The Miami Marlins are 15-28 but no need to panic. Take a trip out west to Los Angeles, California to face the Los Angeles Dodgers and regroup per se. That was the thought process on the flight out to “LA-LA.” The Marlins finished the four-game series versus the Dodgers 1-3 overall with the next stop in Oakland for two games.
I Googled the unwritten rules of baseball, and I could not find the unwritten rules. I state this because the series out west became chippy in the second game loss to the Dodgers. Plus, the Marlins have not been playing well collectively. Miami needed it as they won the game the next day, its one win in the series.
The Marlins have been in a slump that has included two five-game losing streaks and now they have gone four weeks since posting back-to-back wins, with the last instance coming on April 23 — a Sunday.
In Friday’s game, Miami slugger Giancarlo Stanton led off the ninth and Dodgers reliever Ross Stripling’s first pitch went behind his lower back. Stanton did not charge the mound, but began a slow walk forward as players streamed onto the field. Stripling also said the pitch simply got away from him.
This one had a little bit of everything: Dodgers pitcher Alex Wood extending his scoreless streak, balls leaving the yard and players clearing the benches. But the benches clearing benefited the Marlins.
Marlins skipper Don Mattingly and Dodgers coach Bob Geren (former Yankees teammates) exchanged heated words during the benches-emptying ninth and had to be restrained from each other. Mattingly said he was initially upset that the Dodgers were swinging at 3-0 pitches in the eighth with a 5-0 lead: “When Geren is out there yelling at my guy, he has to go through me,” Mattingly said. “We aren’t going to have that.”
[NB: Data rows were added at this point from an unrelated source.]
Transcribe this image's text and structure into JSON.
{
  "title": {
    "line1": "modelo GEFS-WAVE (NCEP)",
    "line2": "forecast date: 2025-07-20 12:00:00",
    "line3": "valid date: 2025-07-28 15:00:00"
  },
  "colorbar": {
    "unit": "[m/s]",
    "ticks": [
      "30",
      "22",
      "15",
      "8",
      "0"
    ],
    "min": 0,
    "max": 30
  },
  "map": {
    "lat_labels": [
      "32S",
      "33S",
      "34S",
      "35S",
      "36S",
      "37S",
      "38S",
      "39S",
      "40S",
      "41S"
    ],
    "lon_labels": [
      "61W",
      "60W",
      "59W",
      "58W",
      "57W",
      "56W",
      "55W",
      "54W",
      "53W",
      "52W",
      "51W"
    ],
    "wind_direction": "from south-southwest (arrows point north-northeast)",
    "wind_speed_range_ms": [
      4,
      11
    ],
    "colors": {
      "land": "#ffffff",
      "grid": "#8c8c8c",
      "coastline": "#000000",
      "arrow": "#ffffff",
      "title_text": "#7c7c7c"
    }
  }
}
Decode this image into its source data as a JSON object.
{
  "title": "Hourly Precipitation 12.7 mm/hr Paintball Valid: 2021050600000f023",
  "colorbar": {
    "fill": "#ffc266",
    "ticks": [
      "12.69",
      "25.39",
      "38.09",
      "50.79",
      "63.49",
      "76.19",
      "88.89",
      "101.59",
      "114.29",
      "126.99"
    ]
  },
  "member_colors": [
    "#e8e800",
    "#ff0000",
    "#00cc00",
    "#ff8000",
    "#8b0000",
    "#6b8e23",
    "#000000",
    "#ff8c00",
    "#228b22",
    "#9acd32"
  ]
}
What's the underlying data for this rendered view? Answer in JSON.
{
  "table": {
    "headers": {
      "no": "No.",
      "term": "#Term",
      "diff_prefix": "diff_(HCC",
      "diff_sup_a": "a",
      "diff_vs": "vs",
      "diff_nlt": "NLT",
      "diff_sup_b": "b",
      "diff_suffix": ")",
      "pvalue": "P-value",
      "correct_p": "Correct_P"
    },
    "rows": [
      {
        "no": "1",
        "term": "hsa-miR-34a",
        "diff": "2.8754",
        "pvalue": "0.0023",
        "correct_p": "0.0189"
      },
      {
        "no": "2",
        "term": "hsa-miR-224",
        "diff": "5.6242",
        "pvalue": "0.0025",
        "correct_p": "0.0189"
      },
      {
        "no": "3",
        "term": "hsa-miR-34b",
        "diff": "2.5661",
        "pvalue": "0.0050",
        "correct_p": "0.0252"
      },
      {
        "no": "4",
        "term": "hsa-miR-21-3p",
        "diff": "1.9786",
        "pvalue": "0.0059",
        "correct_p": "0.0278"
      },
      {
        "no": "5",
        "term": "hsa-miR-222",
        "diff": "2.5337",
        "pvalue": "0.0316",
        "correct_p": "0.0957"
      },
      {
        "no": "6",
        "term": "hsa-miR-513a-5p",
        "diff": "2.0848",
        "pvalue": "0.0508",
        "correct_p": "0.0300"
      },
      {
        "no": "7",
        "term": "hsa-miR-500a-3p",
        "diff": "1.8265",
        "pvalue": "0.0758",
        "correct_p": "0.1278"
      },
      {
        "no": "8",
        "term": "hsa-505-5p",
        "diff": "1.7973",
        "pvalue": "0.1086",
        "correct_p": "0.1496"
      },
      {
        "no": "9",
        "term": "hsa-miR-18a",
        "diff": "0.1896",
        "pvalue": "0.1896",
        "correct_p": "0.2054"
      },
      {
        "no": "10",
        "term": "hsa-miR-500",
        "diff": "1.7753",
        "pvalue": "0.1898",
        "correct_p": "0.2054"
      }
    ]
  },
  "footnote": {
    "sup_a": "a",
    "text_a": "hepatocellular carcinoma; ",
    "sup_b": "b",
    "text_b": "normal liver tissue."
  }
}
Don Mattingly was ejected. Playing his former team. Do something to get the fish cooking. However, Mattingly’s ejections could earn him a spot in the record books. The manager of the Marlins was ejected on Friday night for the fourth time this season, putting him on pace to shatter the single-season record for heave-hos by a major-league manager, an unofficial mark that has stood for 112 years. John McGraw was tossed 13 times in 1905, according to Baseball Almanac.
The wins need to be greater than the ejections though.